Je vous propose de ne pas raisonner ainsi, car ce n'est pas sur des « faits » qu'il faut fonder sa foi mais sur la témoignage intérieur de Dieu.
Et ceux qui ne peuvent pas croire à ces « faits », ceux qui ne peuvent pas croire que Jésus apaise les tempêtes, que Dieu donne des enfants à une femme stérile qui le prie avec ferveur, il ne faut pas leur faire croire que Dieu n'est pas pour eux.
D'ailleurs, Jésus n'a pas dit aux disciples dans la barque :

- vous allez voir, je vais calmer la tempête, attendez seulement.

Il leur a dit :

- C'est moi, n'ayez pas peur

L'important n'est pas que Jésus ait pu vraiment calmer la tempête (le récit de Jean ne le dit précisément pas), mais que les disciples dans la tempête, ont pu ne plus avoir peur.
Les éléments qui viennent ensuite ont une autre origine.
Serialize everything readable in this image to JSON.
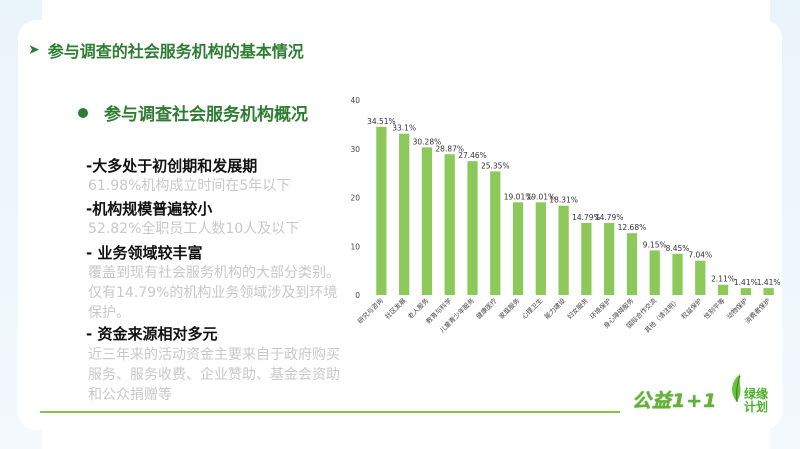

L'important c'est la chaleur de cette présence divine qui montait en leurs coeurs. L'important c'est qu'ils ont pu être enracinés dans le fondement de leur vie.

Comme ces plantes du Midi que l'on ne peut jamais arracher vraiment : plus on les arrache, plus on s'aperçoit qu'il y a encore des racines. Nous ne pouvons jamais arracher de nos coeurs cette présence divine parce que Dieu est toujours le fondement de notre vie.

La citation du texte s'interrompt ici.